Thursday, October 6, 2016

Surveying the Landscape of the Paris Climate Accord

By  LXBN | October 5, 2016
Yesterday the European Parliament overwhelmingly voted to ratify the Paris climate accord, less than a year after its signature. So what’s on deck for international climate change?
After being negotiated in Paris last December, few expected the agreement would be ratified as quickly as it has been. But it’s just one more sign of the times: Climate change is no longer a push driven from the fringe. Where it took the Kyoto protocol eight years to enter into force, regulators now know there is little luxury for time.
And so climate agreements come together much faster than they once did. With a 30-day period ahead of us before the agreement legally enters into force, now is the time to celebrate—and review what the international community just agreed to.

The legal jargon:

The overall goal of the agreement is to keep the rise in global temperatures “well below” 2 degrees Celsius (3.6 Fahrenheit) above the pre-industrial levels, as well as pursue efforts to keep it within 1.5 degrees Celsius/2.7 Fahrenheit. Other goals and stipulations include:
  • Peaking greenhouse gas emissions as soon as possible, and achieving a balance between the sources and sinks of greenhouse gases in the second half of this century.
  • $100 billion in climate finance for developing countries by the year 2020, with a commitment to more finance in the future.
  • Reviewing progress of the agreement every five years, with countries that have ratified it waiting at least three years before they are permitted to exit.
Those two nations together accounted for 38 percent of global greenhouse emissions, and their approval of the Paris agreement meant the accord—which called for at least 55 parties in the United Nations Framework Convention on Climate Change (UNFCCC)accounting for at least an estimated 55 percent of total greenhouse emissions worldwide to deposit instruments of ratification or approval—was nearly to its goal. India’s ratification of the deal on Sunday (committing to generating 40 percent of its total electricity from non-fossil fuel-based sources by 2030) pushed parties to 52 percent of the world’s total, and the EU’s vote brings it over the top with 57 percent.To meet that goal will mean different things for different countries: Poland and Italy powered the EU’s negotiations by pledging to cut their carbon output by 40 percent compared with 1990 levels by 2030. The U.S. is aiming to cut emissions by up to 28 percent of its 2005 levels by the year 2025. China promised to peak carbon dioxide emissions by 2030.

The science jargon:

Which is great, because like most things climate change related, we needed this agreement yesterday. Many scientists already fear that the goals of the accord are already lost in the sea of greenhouse emissions. As The Washington Post reports, it’s a lot easier to sign a paper agreement than it is to actually live up to the commitment:
Scientific observers broadly agree that the individual pledges made by countries under the Paris agreement are not strong enough to stave off the worst effects of climate change. Even as countries have moved rapidly to ratify the Paris accord, the window for hitting the agreement’s targets is closing.
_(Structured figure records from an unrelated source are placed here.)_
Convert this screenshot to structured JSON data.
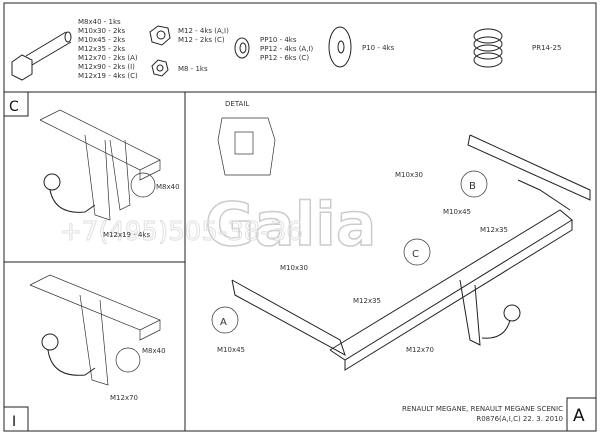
{
  "parts": {
    "bolts": [
      "M8x40 - 1ks",
      "M10x30 - 2ks",
      "M10x45 - 2ks",
      "M12x35 - 2ks",
      "M12x70 - 2ks (A)",
      "M12x90 - 2ks (I)",
      "M12x19 - 4ks (C)"
    ],
    "nuts_m12": [
      "M12 - 4ks (A,I)",
      "M12 - 2ks (C)"
    ],
    "nut_m8": "M8 - 1ks",
    "washers": [
      "PP10 - 4ks",
      "PP12 - 4ks (A,I)",
      "PP12 - 6ks (C)"
    ],
    "big_washer": "P10 - 4ks",
    "spring": "PR14-25"
  },
  "panel_c": {
    "letter": "C",
    "m8x40": "M8x40",
    "m12x19": "M12x19 - 4ks"
  },
  "panel_i": {
    "letter": "I",
    "m8x40": "M8x40",
    "m12x70": "M12x70"
  },
  "main": {
    "detail": "DETAIL",
    "m10x30_top": "M10x30",
    "b": "B",
    "m10x45_right": "M10x45",
    "m12x35_right": "M12x35",
    "c": "C",
    "m10x30_left": "M10x30",
    "m12x35_mid": "M12x35",
    "a": "A",
    "m10x45_left": "M10x45",
    "m12x70": "M12x70"
  },
  "title_block": {
    "line1": "RENAULT MEGANE, RENAULT MEGANE SCENIC",
    "line2": "R0876(A,I,C) 22. 3. 2010",
    "letter": "A"
  },
  "watermark": {
    "logo": "Galia",
    "phone": "+7(495)505-38-36"
  }
}
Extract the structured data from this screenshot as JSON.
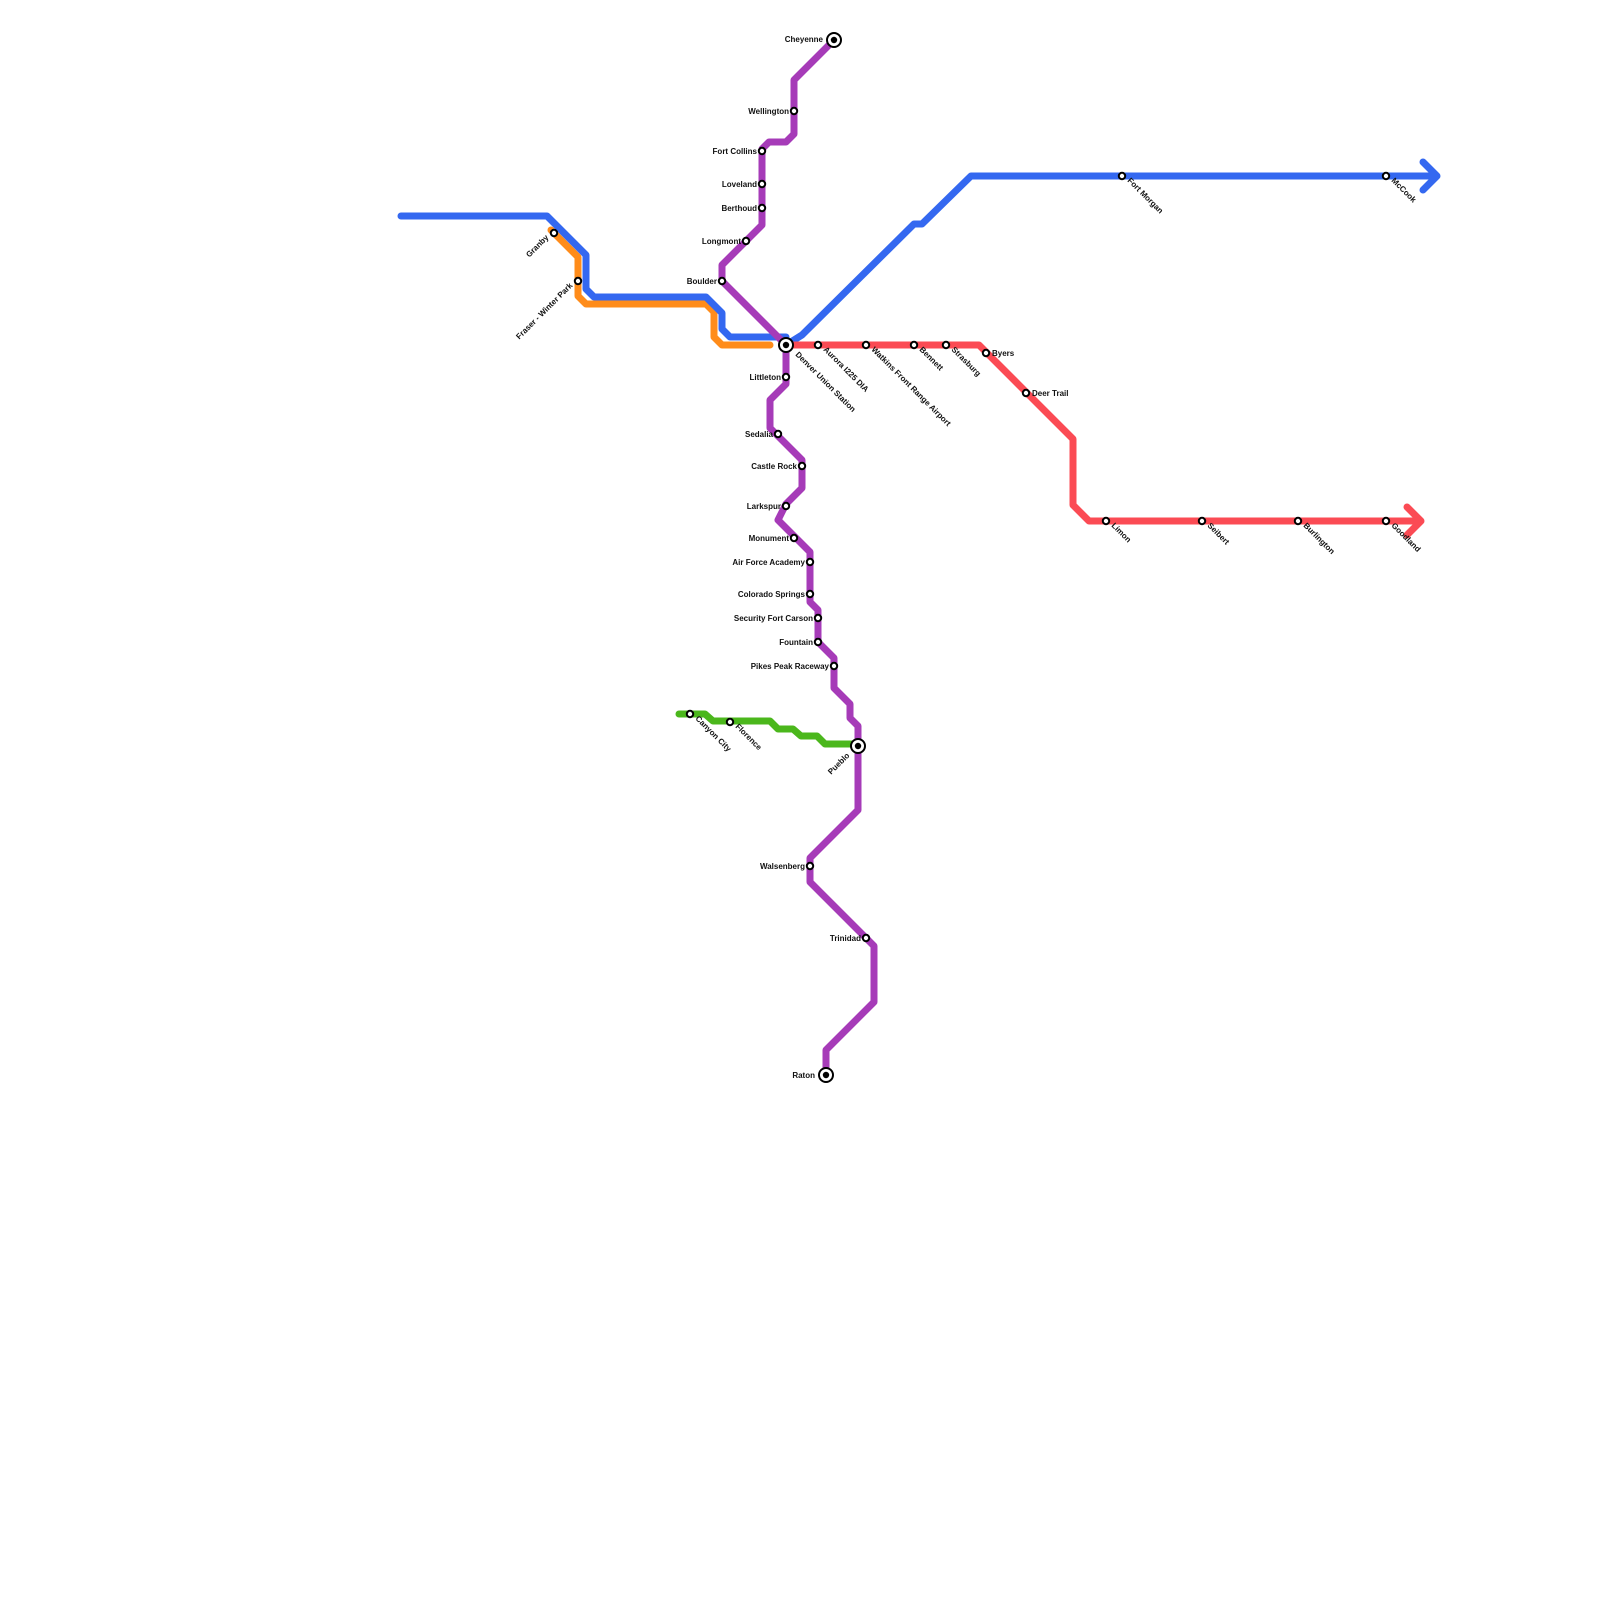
{
  "lines": [
    {
      "id": "purple",
      "color": "#a63bb8"
    },
    {
      "id": "blue",
      "color": "#3468f0"
    },
    {
      "id": "orange",
      "color": "#ff8c1a"
    },
    {
      "id": "red",
      "color": "#fb4b54"
    },
    {
      "id": "green",
      "color": "#4bb71c"
    }
  ],
  "stations": {
    "cheyenne": "Cheyenne",
    "wellington": "Wellington",
    "fort_collins": "Fort Collins",
    "loveland": "Loveland",
    "berthoud": "Berthoud",
    "longmont": "Longmont",
    "boulder": "Boulder",
    "denver_union_station": "Denver Union Station",
    "littleton": "Littleton",
    "sedalia": "Sedalia",
    "castle_rock": "Castle Rock",
    "larkspur": "Larkspur",
    "monument": "Monument",
    "air_force_academy": "Air Force Academy",
    "colorado_springs": "Colorado Springs",
    "security_fort_carson": "Security Fort Carson",
    "fountain": "Fountain",
    "pikes_peak_raceway": "Pikes Peak Raceway",
    "pueblo": "Pueblo",
    "walsenberg": "Walsenberg",
    "trinidad": "Trinidad",
    "raton": "Raton",
    "granby": "Granby",
    "fraser_winter_park": "Fraser - Winter Park",
    "aurora_i225_dia": "Aurora I225 DIA",
    "watkins_front_range_airport": "Watkins Front Range Airport",
    "bennett": "Bennett",
    "strasburg": "Strasburg",
    "byers": "Byers",
    "deer_trail": "Deer Trail",
    "limon": "Limon",
    "seibert": "Seibert",
    "burlington": "Burlington",
    "goodland": "Goodland",
    "fort_morgan": "Fort Morgan",
    "mccook": "McCook",
    "canyon_city": "Canyon City",
    "florence": "Florence"
  }
}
Or, according to the more pessimistic voices, it could already be closed.
Among those is former NASA scientist James Hansen, who released apaper Tuesday declaring that the world, at 1.3 degrees Celsius above what he terms pre-industrial levels in 2016, is likely already well past any climate safe zone. Hansen believes that atmospheric carbon dioxide concentrations are far too high already and that the planet is as hot as it was in the last interglacial period, over 100,000 years ago. He argues that to stabilize the planet at 1.5 C or 2 degrees C now probably means developing expensive new technologies, which do not exist at scale, to actually remove carbon dioxide from the atmosphere.
That could mean hundreds of trillions of dollars poured into technology that can help curb the “enormous amounts of CO2 emissions,” according to Hansen. He may be on the more dire end of the climate scientist spectrum, where the more optimistic end hopes the Paris agreement’s review clause will help open the door for changing predictions.
“The agreement follows the pattern of existing domestic environmental laws in recognizing that it may not be a perfect solution, in and of itself, and that the science will continue to evolve,” writes Gary S. Guzy for Global Privacy Policy. “Similar to the Clean Air Act’s five year review provision for fundamental health-based pollutants, the Paris climate agreement acknowledges the need to calibrate future emissions reductions based on new science and will regularly assess the success of country measures in meeting the emissions targets.”
With Canada, Japan, and the remaining countries in the EU (only seven countries have completed their domestic processes so far) expected to sign on soon enough, there’s hope that maybe the Paris accord will be—and remain—strong enough to fight climate change. And now, unto the breach.